OpenAI, the artificial-intelligence company behind ChatGPT, is expected to air its first TV commercial during Sunday’s Super Bowl, according to people familiar with the matter.
Founded in 2015, the OpenAI brand took off in late 2022 when it launched its wildly popular chatbot, ChatGPT. While Open AI has become one of the best known companies in the AI space, it achieved that feat with little help from paid advertising.
The big-game ad is, by far, OpenAI’s biggest foray into advertising as the race to build the world’s most powerful AI technology and win over users intensifies.
The sector is already jam-packed with many deep-pocketed companies and startups such as Microsoft, Alphabet, Meta Platforms, Amazon-backed Anthropic, Elon Musk’s xAI and others. And new entrants such as Chinese upstart DeepSeek continue to emerge.
OpenAI, the market leader, has 300 million weekly active users, but rivals are looking to challenge its dominance. Google Chief Executive Sundar Pichai recently told employees that he wants the company’s chatbot Gemini to be used by 500 million people by the end of 2025, the Journal reported.
Though OpenAI has made minimal investment in advertising thus far, others in the sector haven’t shied away from marketing. Companies in the AI industry spent $332 million on ads last year, more than double their 2023 spending level, according to estimates from ad tracker Mediaradar.
Google, Anthropic and Microsoft ran ads during last year’s Super Bowl.
Google’s spot promoted Guided Frame, an AI-powered feature on its Pixel camera that helps blind and sight-impaired people take photos, while Anthropic aired a five-second ad that read: “Claude is a next-generation AI assistant.” Microsoft’s commercial highlighted how its AI assistant, Copilot, can empower humans to achieve more.

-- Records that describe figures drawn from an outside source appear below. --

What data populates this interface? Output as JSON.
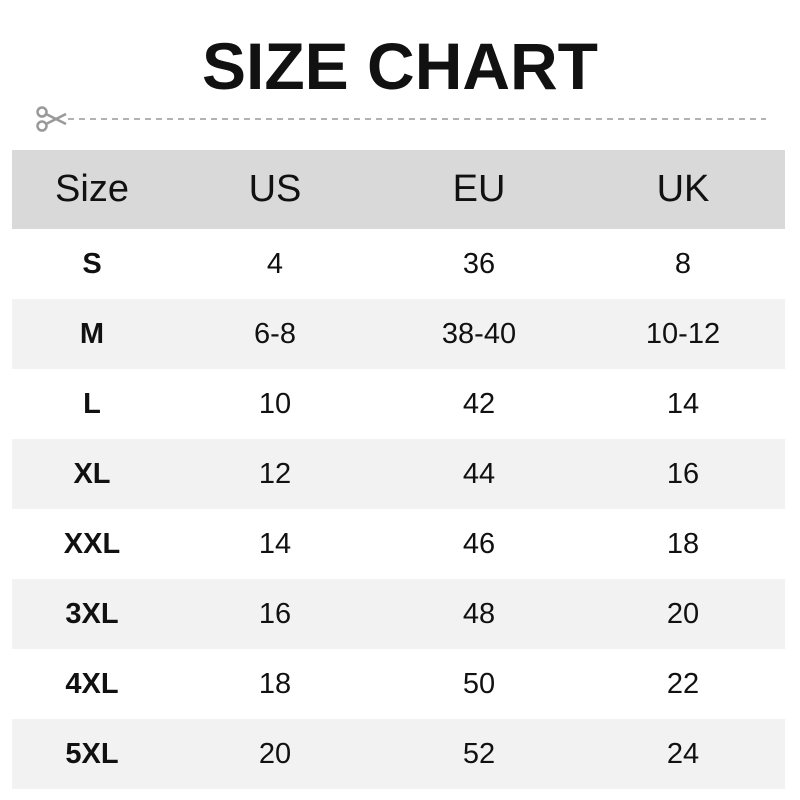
{
  "title": "SIZE CHART",
  "icons": {
    "cut_line": "scissors-icon"
  },
  "table": {
    "headers": [
      "Size",
      "US",
      "EU",
      "UK"
    ],
    "rows": [
      [
        "S",
        "4",
        "36",
        "8"
      ],
      [
        "M",
        "6-8",
        "38-40",
        "10-12"
      ],
      [
        "L",
        "10",
        "42",
        "14"
      ],
      [
        "XL",
        "12",
        "44",
        "16"
      ],
      [
        "XXL",
        "14",
        "46",
        "18"
      ],
      [
        "3XL",
        "16",
        "48",
        "20"
      ],
      [
        "4XL",
        "18",
        "50",
        "22"
      ],
      [
        "5XL",
        "20",
        "52",
        "24"
      ]
    ]
  },
  "colors": {
    "header_bg": "#d9d9d9",
    "alt_row_bg": "#f2f2f2",
    "text": "#111111",
    "cut_line": "#999999"
  }
}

Still, selling AI to the masses isn’t easy. “There is a fear factor in this category,” Kathleen Hall, Microsoft’s former chief brand officer, told the Journal last year. Hall said Microsoft research from 2022 revealed that some consumers were extremely afraid of the technology, with some suggesting the tech is “going to kill me in my sleep and take over the world,” she said. Over time, she said, people’s sentiment improved as they began to understand the benefits that might eventually come from AI, such as helping cure diseases.
OpenAI signaled that it was beginning to lean more on marketing late last year when it hired Kate Rouch, the marketing chief at Coinbase Global, as its first chief marketing officer.
A well-respected marketer, Rouch oversaw an aggressive marketing push at the cryptocurrency exchange platform during her three-year tenure, which included a buzzy Super Bowl ad that featured a bouncing QR code. Before Coinbase, Rouch spent more than a decade at Meta.